3. Patients with dry cough or low sputum production and nasal symptoms such as runny nose and/or nasal congestion and sneezing.

This cough is usually caused by a cold or rhinitis. Antihistamines or decongestants can significantly relieve cough symptoms in these patients. However, caution should be exercised when prescribing these medications for children. Central or peripheral antitussives can be used in patients with severe cough. First-generation antihistamines (chlorpheniramine), decongestants (ephedrine, pseudoephedrine), and antitussives (codeine, dextromethorphan, pholcodine) are used to treat the common cold with cough. Medications containing codeine are contraindicated for children under 18 years of age. Drugs containing ephedrine and pseudoephedrine should be used with caution in patients with hypertension and heart disease.

4. Patients cough with shortness of breath or wheezing but no nasal symptoms.

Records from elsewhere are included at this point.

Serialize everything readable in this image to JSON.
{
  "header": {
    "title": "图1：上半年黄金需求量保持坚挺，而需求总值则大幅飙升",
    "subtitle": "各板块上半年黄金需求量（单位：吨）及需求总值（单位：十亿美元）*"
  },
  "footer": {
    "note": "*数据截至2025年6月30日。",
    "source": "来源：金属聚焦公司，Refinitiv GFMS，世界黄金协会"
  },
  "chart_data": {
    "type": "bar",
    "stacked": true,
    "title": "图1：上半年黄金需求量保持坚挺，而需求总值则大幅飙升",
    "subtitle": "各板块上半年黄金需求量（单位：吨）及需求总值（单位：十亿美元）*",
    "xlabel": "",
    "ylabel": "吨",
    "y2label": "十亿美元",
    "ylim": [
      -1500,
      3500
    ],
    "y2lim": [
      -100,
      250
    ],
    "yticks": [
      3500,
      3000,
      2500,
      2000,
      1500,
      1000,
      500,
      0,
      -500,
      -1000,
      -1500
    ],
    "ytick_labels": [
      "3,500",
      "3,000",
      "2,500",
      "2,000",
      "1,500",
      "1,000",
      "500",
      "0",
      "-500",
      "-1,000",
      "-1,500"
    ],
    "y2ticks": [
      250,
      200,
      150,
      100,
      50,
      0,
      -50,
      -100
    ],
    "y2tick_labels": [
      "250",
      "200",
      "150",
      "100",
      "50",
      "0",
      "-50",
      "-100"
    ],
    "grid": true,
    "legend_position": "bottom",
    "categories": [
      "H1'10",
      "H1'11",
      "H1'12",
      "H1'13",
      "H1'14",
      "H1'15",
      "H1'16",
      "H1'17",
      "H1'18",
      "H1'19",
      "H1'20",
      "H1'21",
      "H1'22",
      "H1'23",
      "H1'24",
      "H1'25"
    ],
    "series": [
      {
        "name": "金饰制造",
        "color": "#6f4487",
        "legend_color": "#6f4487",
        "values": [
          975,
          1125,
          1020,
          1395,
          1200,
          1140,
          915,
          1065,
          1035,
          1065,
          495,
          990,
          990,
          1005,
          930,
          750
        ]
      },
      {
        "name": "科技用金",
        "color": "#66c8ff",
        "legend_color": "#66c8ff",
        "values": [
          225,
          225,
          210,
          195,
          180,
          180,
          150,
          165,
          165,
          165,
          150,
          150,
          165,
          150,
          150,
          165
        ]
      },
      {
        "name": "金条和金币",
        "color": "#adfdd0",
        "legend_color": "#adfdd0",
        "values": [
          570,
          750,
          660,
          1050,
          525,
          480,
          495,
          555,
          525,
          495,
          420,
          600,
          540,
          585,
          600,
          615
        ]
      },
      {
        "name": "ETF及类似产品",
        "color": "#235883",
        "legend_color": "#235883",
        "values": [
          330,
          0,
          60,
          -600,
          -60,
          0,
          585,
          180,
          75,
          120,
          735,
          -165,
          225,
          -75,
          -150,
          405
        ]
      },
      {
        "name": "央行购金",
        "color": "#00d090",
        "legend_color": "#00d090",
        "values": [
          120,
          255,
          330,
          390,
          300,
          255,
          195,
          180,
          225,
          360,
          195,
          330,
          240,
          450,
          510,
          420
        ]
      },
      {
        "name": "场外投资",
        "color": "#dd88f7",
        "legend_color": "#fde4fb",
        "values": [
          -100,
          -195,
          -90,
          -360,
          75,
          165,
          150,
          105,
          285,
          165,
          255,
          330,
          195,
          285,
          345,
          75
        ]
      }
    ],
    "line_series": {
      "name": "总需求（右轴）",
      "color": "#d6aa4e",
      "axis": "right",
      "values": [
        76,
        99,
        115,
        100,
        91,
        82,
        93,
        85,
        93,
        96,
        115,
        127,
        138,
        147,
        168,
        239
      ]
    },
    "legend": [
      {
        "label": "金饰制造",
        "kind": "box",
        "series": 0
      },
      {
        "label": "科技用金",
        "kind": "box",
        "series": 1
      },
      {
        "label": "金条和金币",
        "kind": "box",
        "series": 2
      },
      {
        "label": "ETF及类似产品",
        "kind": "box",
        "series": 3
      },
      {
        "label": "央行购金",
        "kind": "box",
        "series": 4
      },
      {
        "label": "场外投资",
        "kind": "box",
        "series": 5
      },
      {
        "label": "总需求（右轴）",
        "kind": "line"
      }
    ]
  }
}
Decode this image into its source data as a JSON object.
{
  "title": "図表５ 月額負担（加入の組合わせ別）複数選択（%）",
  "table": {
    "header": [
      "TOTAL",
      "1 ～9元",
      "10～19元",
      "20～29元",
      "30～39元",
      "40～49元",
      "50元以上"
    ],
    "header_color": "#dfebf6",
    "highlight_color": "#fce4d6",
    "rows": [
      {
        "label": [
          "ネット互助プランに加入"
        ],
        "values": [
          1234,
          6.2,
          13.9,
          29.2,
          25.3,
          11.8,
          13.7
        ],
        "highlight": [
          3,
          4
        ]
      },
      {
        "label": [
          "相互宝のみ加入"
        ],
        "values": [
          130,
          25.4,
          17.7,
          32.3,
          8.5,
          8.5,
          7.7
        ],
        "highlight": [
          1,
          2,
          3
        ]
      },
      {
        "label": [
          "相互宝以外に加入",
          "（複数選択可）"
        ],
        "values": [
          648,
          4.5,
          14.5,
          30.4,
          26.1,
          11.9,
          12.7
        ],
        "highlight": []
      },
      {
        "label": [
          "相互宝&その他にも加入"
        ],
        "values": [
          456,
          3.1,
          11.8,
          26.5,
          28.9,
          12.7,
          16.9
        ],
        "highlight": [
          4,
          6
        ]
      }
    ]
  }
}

It is recommended to treat this type of patient with drugs that suppress bronchospasm and relieve cough during asthma attacks, such as aminophylline and methoxyphenamine. When patients use aminophylline, lincosamides (clindamycin, lincomycin), macrolides (clarithromycin, erythromycin, roxithromycin), quinolones (ciprofloxacin, norfloxacin, ofloxacin), tetracyclines (doxycycline, minocycline). They inhibit the excretion of aminophylline and cause aminophylline poisoning. Azithromycin and moxifloxacin can be used in combination with aminophylline because they have no obvious interaction.

5. Patients with cough accompanied by one or more symptoms of typical acid reflux, such as acid reflux, belching, burning sensation behind the breastbone, and epigastric fullness.

This cough is due to gastroesophageal reflux. Patients are generally treated for the cause and do not require antitussive therapy.

6. Cough caused by cough variant asthma, eosinophilic bronchitis, allergic cough, pharyngitis, drug-induced cough, and psychogenic cough.

Antitussive therapy is generally not required for these patients. Treatment should be directed at the cause of the patient's cough.